Opinion: The FDA’s Tobacco and Nicotine Policy Is in Disarray – Inside Sources

The U.S. Food and Drug Administration (FDA), led at the time by then-Commissioner Scott Gottlieb, published a regulatory plan in July 2017 to reduce tobacco-related disease and death.

Gottlieb proudly announced that “envisioning a world where cigarettes would no longer create or sustain addiction, and where adults who still need or want nicotine could get it from alternative and less harmful sources, needs to be the cornerstone of our efforts.” His plan was to encourage smokers to quit using combustible tobacco either through abstinence or by switching to reduced-risk nicotine products such as e-cigarettes or heated tobacco.

On one side of the equation was the intention to strike “an appropriate balance between regulation and encouraging development of innovative tobacco products that may be less dangerous than cigarettes,” while at the same time starting “a public dialogue about lowering nicotine levels in combustible cigarettes to non-addictive levels through achievable product standards.”.

This seems, on the face of it, a fairly sensible proposal; to encourage the manufacture of less satisfying combustible cigarettes while making far less harmful products widely available and a more attractive method of consuming nicotine.

However, nearly five years later, the FDA’s proposed policy is in disarray.

Just before Christmas, the FDA granted a modified risk tobacco product (MRTP) order for 22nd Century Group, Inc.’s VLN cigarettes. The MRTP order is an enhancement to the already-authorized premarket tobacco product application (PMTA), which the FDA ordered in December of 2019. This product delivers next to no nicotine but still carries the risks associated with all the other harmful ingredients in lit tobacco. Meanwhile, more than 5 million vaping products have since been banned, including all flavors which are vital in helping millions of smokers, globally, quit.

Gottlieb’s envision from 2017is in tatters. Instead, there is now have a situation where a new combustible cigarette has not only been authorized under a new tobacco product regulatory scheme, but also deemed to present a reduced level of harm to the user. Meanwhile, and simultaneously,  far safer options designed to lure smokers away from the tar and carcinogens in cigarettes have all but been obliterated.

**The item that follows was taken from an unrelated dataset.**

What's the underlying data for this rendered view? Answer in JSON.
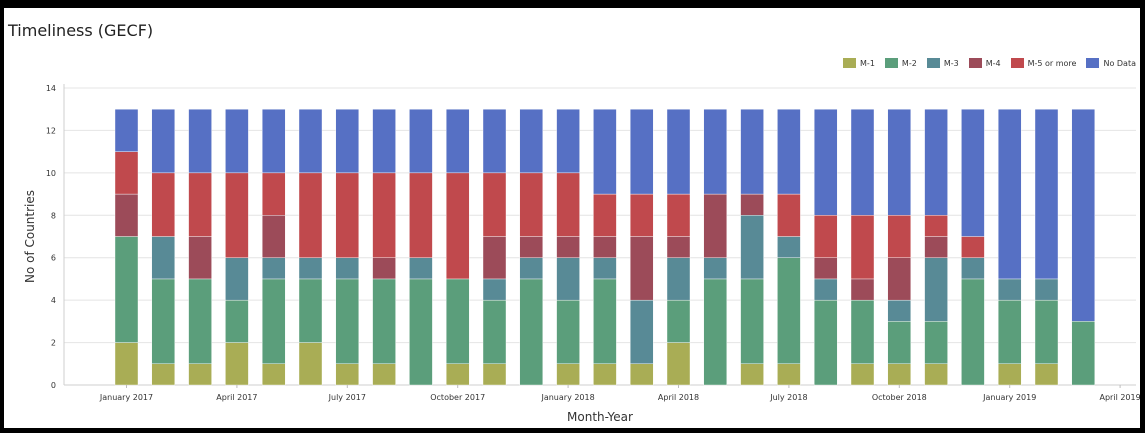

In 1976, tobacco researcher Michael Russell noted that people “smoke for nicotine but they die from the tar” and that the risks associated with smoking “might be more quickly and effectively reduced if attention were focused on how to reduce their tar intake, irrespective of nicotine intake.” This is the essence of tobacco harm reduction; to make nicotine available in a safer form while discouraging far more harmful cigarettes.

What the FDA has now implemented is the opposite, it is arguably a regulatory policy of aggressive harm maximization.

This has come about because the FDA appears to believe that nicotine, itself, is the harmful substance to be eradicated, rather than tar and smoke. Indeed, the FDA’s authorization describes the new VLN cigarettes as “Tobacco Products that Help Reduce Exposure to and Consumption of Nicotine for Smokers Who Use Them.”

This is dangerous as the authorized cigarettes are not being marketed as a smoking cessation strategy, the FDA is instead claiming that continued use of the products will lead to a health benefit, which could not be further from the truth. The authorization also goes against the 2017 regulatory plan in that the only way that VLN cigarettes could be good for public health is if smokers don’t use them because they are so unsatisfying and switch to safer products instead.

But the safer products have mostly been banned while the makers of this newly authorized cigarette – including what will be the only menthol cigarette permitted to be sold in the country soon – are free to encourage smokers to buy them, not to use them for a short period and then quit or switch to something else. It is little wonder, then, that 22nd Century Group stock skyrocketed at the announcement.

It seems that the FDA has completely lost its way in the years since the 2017 regulatory plan was announced. In 2021, rather than encouraging smokers to reduce their exposure to the thousands of toxins in smoke and promoting less harmful use of nicotine, the FDA is effectively telling the American public that nicotine is the harmful substance in cigarettes, not the smoke.

It is a potentially catastrophic approach and one which should be scrapped and urgently reconsidered.